Фредо, Гонза и Ярда стояли около четырнадцатого барака. Портной был перепуган отважным замыслом товарищей.
— Да я ведь не сделал ничего плохого, — жалобно твердил он уже в десятый раз. — А теперь зачем-то должен прикинуться мертвым. Если об этом узнают…
Фредо и Гонза объясняли ему, что он ничем не рискует. Старший врач дал согласие, Зденек берет на себя подмену карточек.
— А если они напишут в Прагу, что я умер? Вздор!
Они разубеждали Ярду, как могли. Гиглинг не рассылает уведомлений о смерти, а потом ведь все равно жена и дети Ярды остались в Освенциме.
— Ну, остались, — скулил «младенчик Ярда». — А что если они узнают обо мне что-нибудь страшное?..
Наконец его уговорили пойти лечь и подождать до полуночи, когда Зденек придет договариваться с блоковым. Если тот не согласится, тогда вообще не о чем говорить, вся затея отпадает.
Ярда залез в свой барак и в темноте забрался на нары. Закутываясь в одеяло, он услышал, как что-то стукнуло о доски под стружкой, и нащупал нож Мирека.
«Эх, раззява!» — подумал он и протянул руку к соседу, но место Мирека было пусто. У портного хватало своих забот, и он не придал этому значения. Мирек, наверное, пошел в уборную… Ярда заложил руки за голову, на мокрые, холодные башмаки, и смотрел в темноту. Вскоре воздушная тревога кончилась, и в бараке зажглась лампочка. Тут Ярда немного забеспокоился: соседнее место было в беспорядке, одеяло наброшено кое-как, а Мирека нет. В последнее время он выглядел прескверно и все глядел в это проклятое зеркальце…

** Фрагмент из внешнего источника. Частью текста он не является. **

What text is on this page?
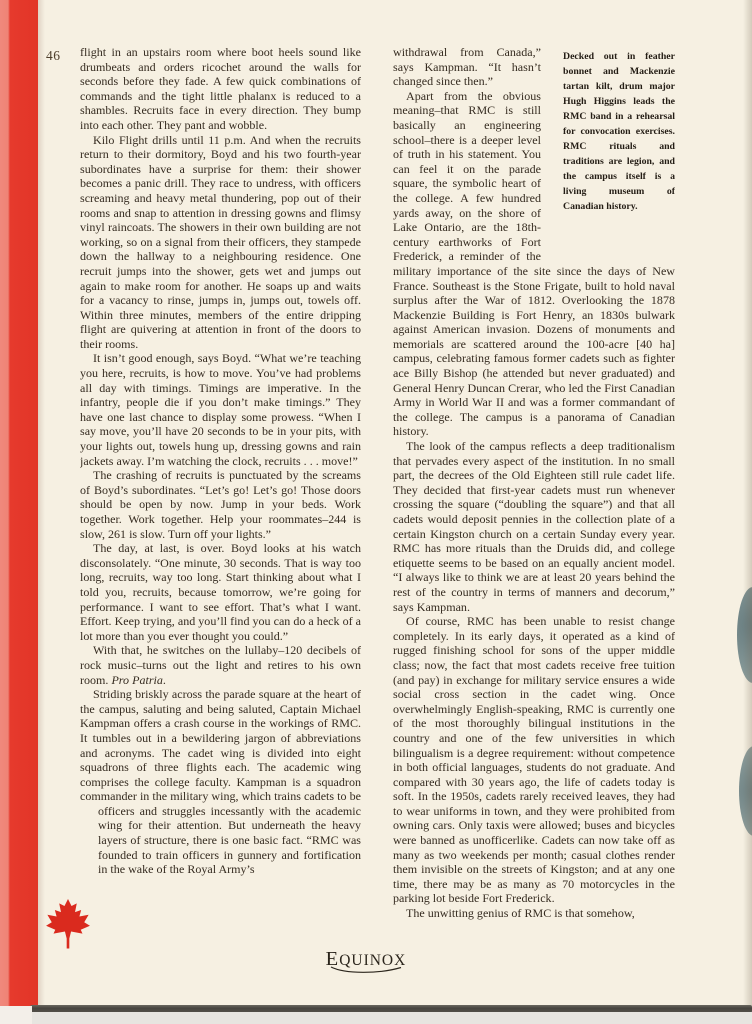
46 flight in an upstairs room where boot heels sound like drumbeats and orders ricochet around the walls for seconds before they fade. A few quick combinations of commands and the tight little phalanx is reduced to a shambles. Recruits face in every direction. They bump into each other. They pant and wobble.

Kilo Flight drills until 11 p.m. And when the recruits return to their dormitory, Boyd and his two fourth-year subordinates have a surprise for them: their shower becomes a panic drill. They race to undress, with officers screaming and heavy metal thundering, pop out of their rooms and snap to attention in dressing gowns and flimsy vinyl raincoats. The showers in their own building are not working, so on a signal from their officers, they stampede down the hallway to a neighbouring residence. One recruit jumps into the shower, gets wet and jumps out again to make room for another. He soaps up and waits for a vacancy to rinse, jumps in, jumps out, towels off. Within three minutes, members of the entire dripping flight are quivering at attention in front of the doors to their rooms.

It isn’t good enough, says Boyd. “What we’re teaching you here, recruits, is how to move. You’ve had problems all day with timings. Timings are imperative. In the infantry, people die if you don’t make timings.” They have one last chance to display some prowess. “When I say move, you’ll have 20 seconds to be in your pits, with your lights out, towels hung up, dressing gowns and rain jackets away. I’m watching the clock, recruits . . . move!”

The crashing of recruits is punctuated by the screams of Boyd’s subordinates. “Let’s go! Let’s go! Those doors should be open by now. Jump in your beds. Work together. Work together. Help your roommates–244 is slow, 261 is slow. Turn off your lights.”

The day, at last, is over. Boyd looks at his watch disconsolately. “One minute, 30 seconds. That is way too long, recruits, way too long. Start thinking about what I told you, recruits, because tomorrow, we’re going for performance. I want to see effort. That’s what I want. Effort. Keep trying, and you’ll find you can do a heck of a lot more than you ever thought you could.”

With that, he switches on the lullaby–120 decibels of rock music–turns out the light and retires to his own room. Pro Patria.

Striding briskly across the parade square at the heart of the campus, saluting and being saluted, Captain Michael Kampman offers a crash course in the workings of RMC. It tumbles out in a bewildering jargon of abbreviations and acronyms. The cadet wing is divided into eight squadrons of three flights each. The academic wing comprises the college faculty. Kampman is a squadron commander in the military wing, which trains cadets to be officers and struggles incessantly with the academic
wing for their attention. But underneath the heavy layers of structure, there is one basic fact. “RMC was founded to train officers in gunnery and fortification in the wake of the Royal Army’s

Decked out in feather bonnet and Mackenzie tartan kilt, drum major Hugh Higgins leads the RMC band in a rehearsal for convocation exercises. RMC rituals and traditions are legion, and the campus itself is a living museum of Canadian history.

withdrawal from Canada,” says Kampman. “It hasn’t changed since then.”

Apart from the obvious meaning–that RMC is still basically an engineering school–there is a deeper level of truth in his statement. You can feel it on the parade square, the symbolic heart of the college. A few hundred yards away, on the shore of Lake Ontario, are the 18th-century earthworks of Fort Frederick, a reminder of the military importance of the site since the days of New France. Southeast is the Stone Frigate, built to hold naval surplus after the War of 1812. Overlooking the 1878 Mackenzie Building is Fort Henry, an 1830s bulwark against American invasion. Dozens of monuments and memorials are scattered around the 100-acre [40 ha] campus, celebrating famous former cadets such as fighter ace Billy Bishop (he attended but never graduated) and General Henry Duncan Crerar, who led the First Canadian Army in World War II and was a former commandant of the college. The campus is a panorama of Canadian history.

The look of the campus reflects a deep traditionalism that pervades every aspect of the institution. In no small part, the decrees of the Old Eighteen still rule cadet life. They decided that first-year cadets must run whenever crossing the square (“doubling the square”) and that all cadets would deposit pennies in the collection plate of a certain Kingston church on a certain Sunday every year. RMC has more rituals than the Druids did, and college etiquette seems to be based on an equally ancient model. “I always like to think we are at least 20 years behind the rest of the country in terms of manners and decorum,” says Kampman.

Of course, RMC has been unable to resist change completely. In its early days, it operated as a kind of rugged finishing school for sons of the upper middle class; now, the fact that most cadets receive free tuition (and pay) in exchange for military service ensures a wide social cross section in the cadet wing. Once overwhelmingly English-speaking, RMC is currently one of the most thoroughly bilingual institutions in the country and one of the few universities in which bilingualism is a degree requirement: without competence in both official languages, students do not graduate. And compared with 30 years ago, the life of cadets today is soft. In the 1950s, cadets rarely received leaves, they had to wear uniforms in town, and they were prohibited from owning cars. Only taxis were allowed; buses and bicycles were banned as unofficerlike. Cadets can now take off as many as two weekends per month; casual clothes render them invisible on the streets of Kingston; and at any one time, there may be as many as 70 motorcycles in the parking lot beside Fort Frederick.

The unwitting genius of RMC is that somehow,

EQUINOX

Ярда тихо встал, оделся и пошел искать товарища.
Казнь проходила с убийственной деловитостью и все же казалась нереальной, как кошмар; позднее никто не помнил всего по порядку.
В пять утра началась обычная побудка, послышались возгласы «Kafe-e-e hole-e-e»; в бараках раздавали черную бурду, шутки сегодня никому не шли на ум. При свете прожекторов узников погнали на апельплац. Потом староста Хорст со щегольскими усиками построил людей, но не так, как обычно. С помощью ребят из абладекоманды он образовал из шеренг каре, так чтобы все стояли лицом к виселице. Четвертая сторона каре осталась открытой, там, отделенные от мужчин колючей оградой, рядами стояли девушки.
Падал мелкий снег, в снопах света прожекторов он кружился перед черными дулами пулеметов. Мороз был не очень сильный. В половине шестого распахнулись главные ворота, орднунгдинсты заорали «Achtung!», и Хорст побежал навстречу начальству. Гуськом вошли трое — приземистый Копиц с трубкой, высокий, гибкий Дейбель с плеткой из кабеля и длинный, тощий Лейтхольд. Ворота закрылись.
Эрих вбежал в контору и вывел оттуда Янкеля. Маленький человечек не переставал улыбаться… Или это только казалось?